Paperwork Reduction Act

    The Paperwork Reduction Act of 1995 (44 U.S.C. Chap. 35, see 5 CFR 
part 1320) requires that OMB approve all collections of information by 
a Federal agency from the public before they can be implemented. 
Respondents are not required to respond to any collection of 
information unless it displays a current valid OMB control number. The 
information collection requirements associated with this action were 
approved by the Office of Management and Budget on May 29, 2009 under 
OMB Control Number 0584-0006, Expiration date May 31, 2012, which 
contains the information collection activities in the NSLP.
    The entire School Food Safety Inspection data collection burden for 
both NSLP and SBP operators is contained only in OMB Control Number 
0584-0006 and not the SBP (OMB Control Number 2, Expiration May 31, 
2012) because the NSLP is a larger nutrition program and food safety 
inspections conducted in the NSLP count toward the inspection 
requirement in both meal programs. The burden hours estimate provided 
in the notice of proposed information collection published on May 12, 
2005 (70 FR 25014) has increased from 9,483,231 to 9,558,282 due to an 
adjustment in the number of School Food Authorities and schools 
participating in the NSLP and SBP.

E-Government Act Compliance

    FNS is committed to compliance with the E-Government Act (E-Gov), 
2002 which requires Government agencies to provide the public the 
option of submitting information or transacting business electronically 
to the maximum extent possible.

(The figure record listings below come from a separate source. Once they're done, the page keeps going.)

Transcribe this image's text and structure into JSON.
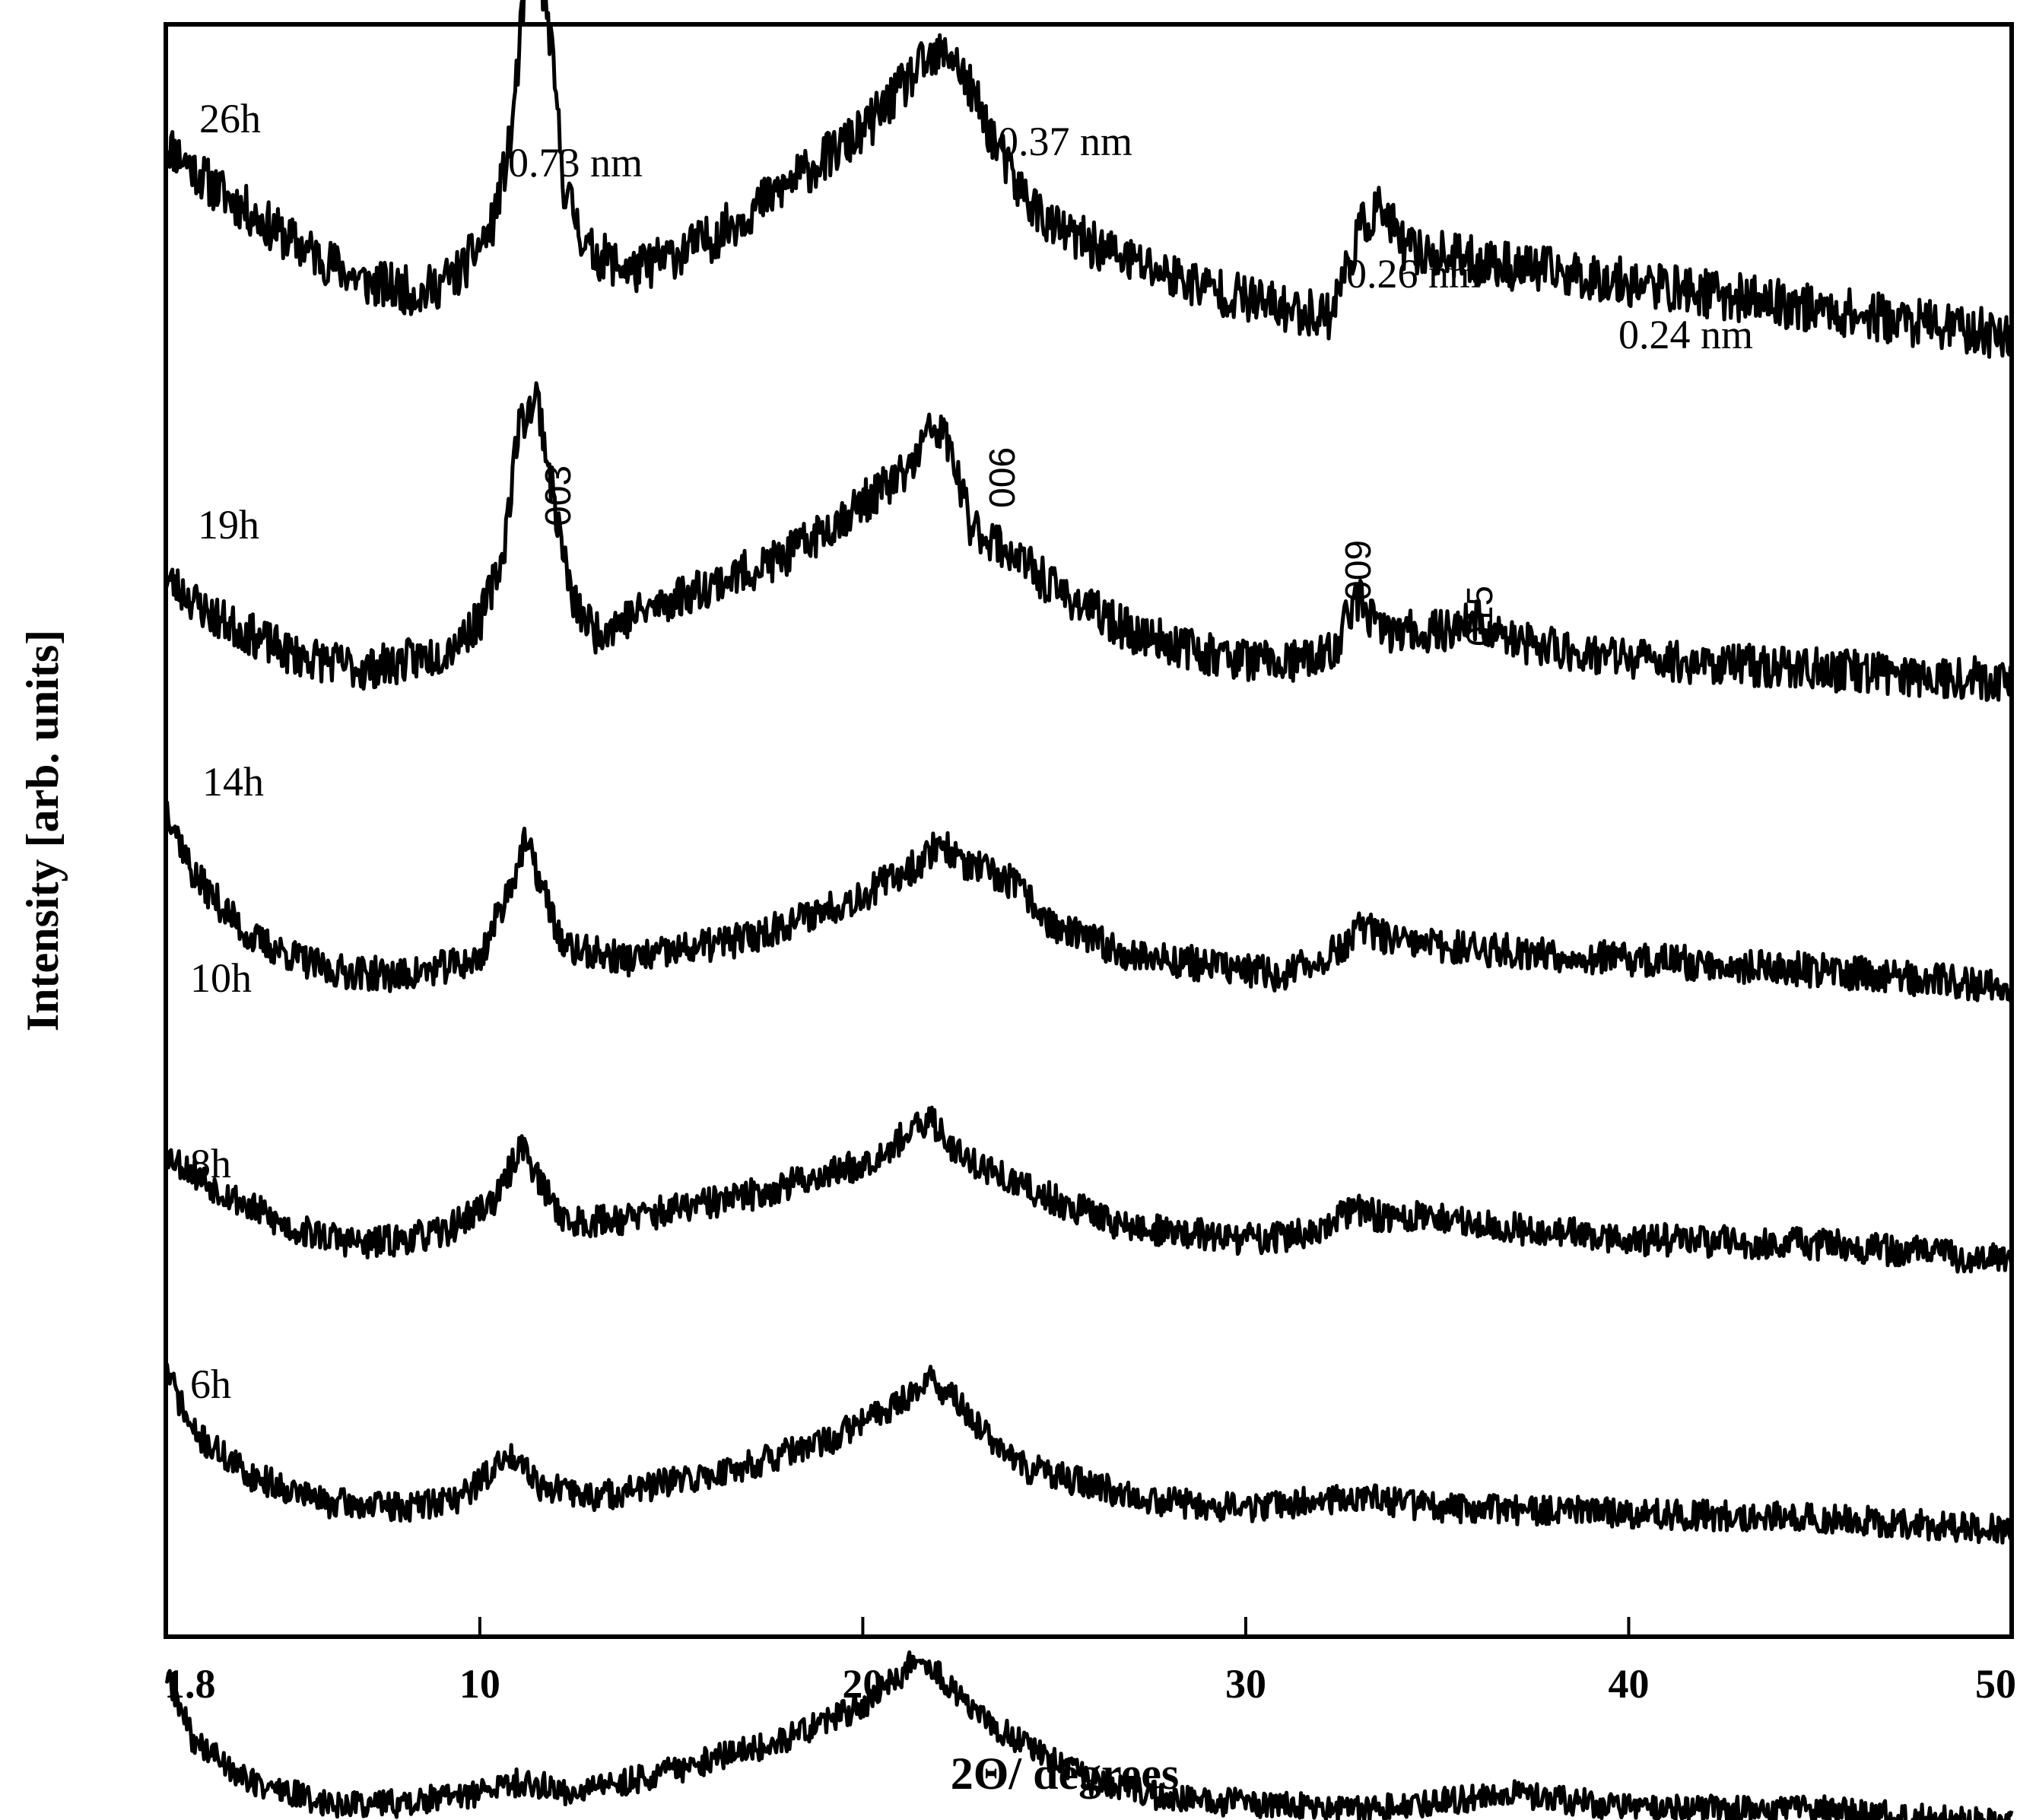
{
  "chart_data": {
    "type": "line",
    "xlabel": "2Θ/ degrees",
    "ylabel": "Intensity [arb. units]",
    "xlim": [
      1.8,
      50
    ],
    "x_ticks": [
      {
        "value": 1.8,
        "label": "1.8"
      },
      {
        "value": 10,
        "label": "10"
      },
      {
        "value": 20,
        "label": "20"
      },
      {
        "value": 30,
        "label": "30"
      },
      {
        "value": 40,
        "label": "40"
      },
      {
        "value": 50,
        "label": "50"
      }
    ],
    "y_ticks_shown": false,
    "grid": false,
    "ylim": [
      0,
      300
    ],
    "series": [
      {
        "name": "26h",
        "offset": 240,
        "noise": 4.5,
        "seed": 11,
        "points": [
          [
            1.8,
            38
          ],
          [
            3,
            30
          ],
          [
            5,
            20
          ],
          [
            7,
            12
          ],
          [
            8.5,
            10
          ],
          [
            9.5,
            14
          ],
          [
            10.3,
            22
          ],
          [
            10.8,
            38
          ],
          [
            11.2,
            68
          ],
          [
            11.5,
            72
          ],
          [
            11.8,
            60
          ],
          [
            12.2,
            30
          ],
          [
            12.8,
            18
          ],
          [
            14,
            14
          ],
          [
            16,
            20
          ],
          [
            18,
            30
          ],
          [
            20,
            40
          ],
          [
            21.5,
            52
          ],
          [
            22.3,
            55
          ],
          [
            23,
            45
          ],
          [
            24,
            30
          ],
          [
            25,
            22
          ],
          [
            27,
            16
          ],
          [
            29,
            11
          ],
          [
            31,
            7
          ],
          [
            32.2,
            6
          ],
          [
            33,
            22
          ],
          [
            33.5,
            26
          ],
          [
            34.2,
            18
          ],
          [
            36,
            16
          ],
          [
            38,
            14
          ],
          [
            40,
            12
          ],
          [
            43,
            9
          ],
          [
            46,
            6
          ],
          [
            50,
            2
          ]
        ]
      },
      {
        "name": "19h",
        "offset": 175,
        "noise": 4.0,
        "seed": 23,
        "points": [
          [
            1.8,
            22
          ],
          [
            3,
            15
          ],
          [
            5,
            8
          ],
          [
            7,
            5
          ],
          [
            9,
            8
          ],
          [
            10,
            14
          ],
          [
            10.6,
            26
          ],
          [
            11,
            50
          ],
          [
            11.5,
            56
          ],
          [
            11.9,
            38
          ],
          [
            12.4,
            18
          ],
          [
            13,
            12
          ],
          [
            15,
            18
          ],
          [
            18,
            26
          ],
          [
            20,
            36
          ],
          [
            21.2,
            42
          ],
          [
            21.8,
            50
          ],
          [
            22.2,
            48
          ],
          [
            22.8,
            32
          ],
          [
            24,
            26
          ],
          [
            25,
            20
          ],
          [
            27,
            12
          ],
          [
            29,
            8
          ],
          [
            31,
            6
          ],
          [
            32.3,
            8
          ],
          [
            32.7,
            16
          ],
          [
            33,
            18
          ],
          [
            33.5,
            12
          ],
          [
            35,
            12
          ],
          [
            36,
            14
          ],
          [
            37,
            10
          ],
          [
            40,
            7
          ],
          [
            45,
            5
          ],
          [
            50,
            3
          ]
        ]
      },
      {
        "name": "14h",
        "offset": 120,
        "noise": 3.2,
        "seed": 37,
        "points": [
          [
            1.8,
            35
          ],
          [
            2.5,
            22
          ],
          [
            4,
            10
          ],
          [
            6,
            4
          ],
          [
            8,
            3
          ],
          [
            10,
            6
          ],
          [
            10.8,
            20
          ],
          [
            11.2,
            28
          ],
          [
            11.6,
            20
          ],
          [
            12.2,
            8
          ],
          [
            14,
            6
          ],
          [
            17,
            10
          ],
          [
            20,
            18
          ],
          [
            21.5,
            24
          ],
          [
            22,
            28
          ],
          [
            22.6,
            24
          ],
          [
            24,
            20
          ],
          [
            25,
            12
          ],
          [
            27,
            7
          ],
          [
            29,
            5
          ],
          [
            31,
            3
          ],
          [
            32.5,
            8
          ],
          [
            33,
            12
          ],
          [
            34,
            9
          ],
          [
            36,
            8
          ],
          [
            40,
            6
          ],
          [
            45,
            4
          ],
          [
            50,
            1
          ]
        ]
      },
      {
        "name": "10h",
        "offset": 70,
        "noise": 3.0,
        "seed": 53,
        "points": [
          [
            1.8,
            20
          ],
          [
            3,
            14
          ],
          [
            5,
            6
          ],
          [
            7,
            3
          ],
          [
            9,
            5
          ],
          [
            10.5,
            12
          ],
          [
            11.1,
            22
          ],
          [
            11.6,
            14
          ],
          [
            12.3,
            7
          ],
          [
            14,
            8
          ],
          [
            17,
            12
          ],
          [
            20,
            18
          ],
          [
            21.3,
            24
          ],
          [
            21.8,
            26
          ],
          [
            22.5,
            20
          ],
          [
            24,
            14
          ],
          [
            25.5,
            10
          ],
          [
            27,
            6
          ],
          [
            30,
            4
          ],
          [
            32,
            5
          ],
          [
            32.8,
            10
          ],
          [
            33.5,
            8
          ],
          [
            35,
            8
          ],
          [
            37,
            6
          ],
          [
            40,
            4
          ],
          [
            45,
            3
          ],
          [
            50,
            0
          ]
        ]
      },
      {
        "name": "8h",
        "offset": 20,
        "noise": 2.8,
        "seed": 71,
        "points": [
          [
            1.8,
            30
          ],
          [
            2.5,
            18
          ],
          [
            4,
            10
          ],
          [
            6,
            5
          ],
          [
            8,
            4
          ],
          [
            9.5,
            6
          ],
          [
            10.5,
            12
          ],
          [
            11,
            14
          ],
          [
            11.6,
            8
          ],
          [
            13,
            6
          ],
          [
            16,
            10
          ],
          [
            19,
            16
          ],
          [
            21,
            24
          ],
          [
            21.8,
            28
          ],
          [
            22.4,
            24
          ],
          [
            24,
            12
          ],
          [
            26,
            8
          ],
          [
            28,
            5
          ],
          [
            30,
            4
          ],
          [
            33,
            6
          ],
          [
            35,
            4
          ],
          [
            40,
            3
          ],
          [
            45,
            2
          ],
          [
            50,
            0
          ]
        ]
      },
      {
        "name": "6h",
        "offset": -35,
        "noise": 2.6,
        "seed": 89,
        "points": [
          [
            1.8,
            28
          ],
          [
            2.5,
            16
          ],
          [
            4,
            8
          ],
          [
            6,
            4
          ],
          [
            8,
            4
          ],
          [
            10,
            6
          ],
          [
            11,
            8
          ],
          [
            12.5,
            6
          ],
          [
            15,
            10
          ],
          [
            18,
            16
          ],
          [
            20,
            22
          ],
          [
            21,
            28
          ],
          [
            21.5,
            32
          ],
          [
            22,
            28
          ],
          [
            23,
            20
          ],
          [
            24.5,
            14
          ],
          [
            26,
            8
          ],
          [
            28,
            5
          ],
          [
            30,
            4
          ],
          [
            33,
            3
          ],
          [
            36,
            5
          ],
          [
            37,
            6
          ],
          [
            40,
            3
          ],
          [
            45,
            3
          ],
          [
            50,
            0
          ]
        ]
      }
    ],
    "series_labels": [
      {
        "text": "26h"
      },
      {
        "text": "19h"
      },
      {
        "text": "14h"
      },
      {
        "text": "10h"
      },
      {
        "text": "8h"
      },
      {
        "text": "6h"
      }
    ],
    "annotations": [
      {
        "text": "0.73 nm",
        "kind": "d-spacing"
      },
      {
        "text": "0.37 nm",
        "kind": "d-spacing"
      },
      {
        "text": "0.26 nm",
        "kind": "d-spacing"
      },
      {
        "text": "0.24 nm",
        "kind": "d-spacing"
      },
      {
        "text": "003",
        "kind": "hkl"
      },
      {
        "text": "006",
        "kind": "hkl"
      },
      {
        "text": "009",
        "kind": "hkl"
      },
      {
        "text": "015",
        "kind": "hkl"
      }
    ]
  }
}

FNS has requested that State agencies 
submit electronically the inspections report required by this rule.

Public Participation

    In Section 501(b) of Public Law 108-265, Congress specifically 
afforded the Secretary the option to implement the inspections 
requirement through an interim rule, while soliciting public comments. 
State and local program operators and inspection agencies commented on 
the interim rule published in the Federal Register (70 FR 34627) on 
June 15, 2005.

List of Subjects

7 CFR Part 210

    Food and Nutrition Service, Grant programs--education, Grant 
programs--health, Infants and children, Nutrition, Penalties, Reporting 
and recordkeeping requirements, School breakfast and lunch programs, 
Surplus agricultural commodities.

7 CFR Part 220

    Food and Nutrition Service, Grant programs--education, Grant 
programs--health, Infants and children, Nutrition, Reporting and 
recordkeeping requirements, School breakfast and lunch programs.

    Accordingly, the interim rule that was published at 70 FR 34627 on 
June 15, 2005 amending 7 CFR parts 210 and 220 is adopted as a final 
rule without changes.

    Dated: August 24, 2009.
Julia Paradis,
Administrator, Food and Nutrition Service.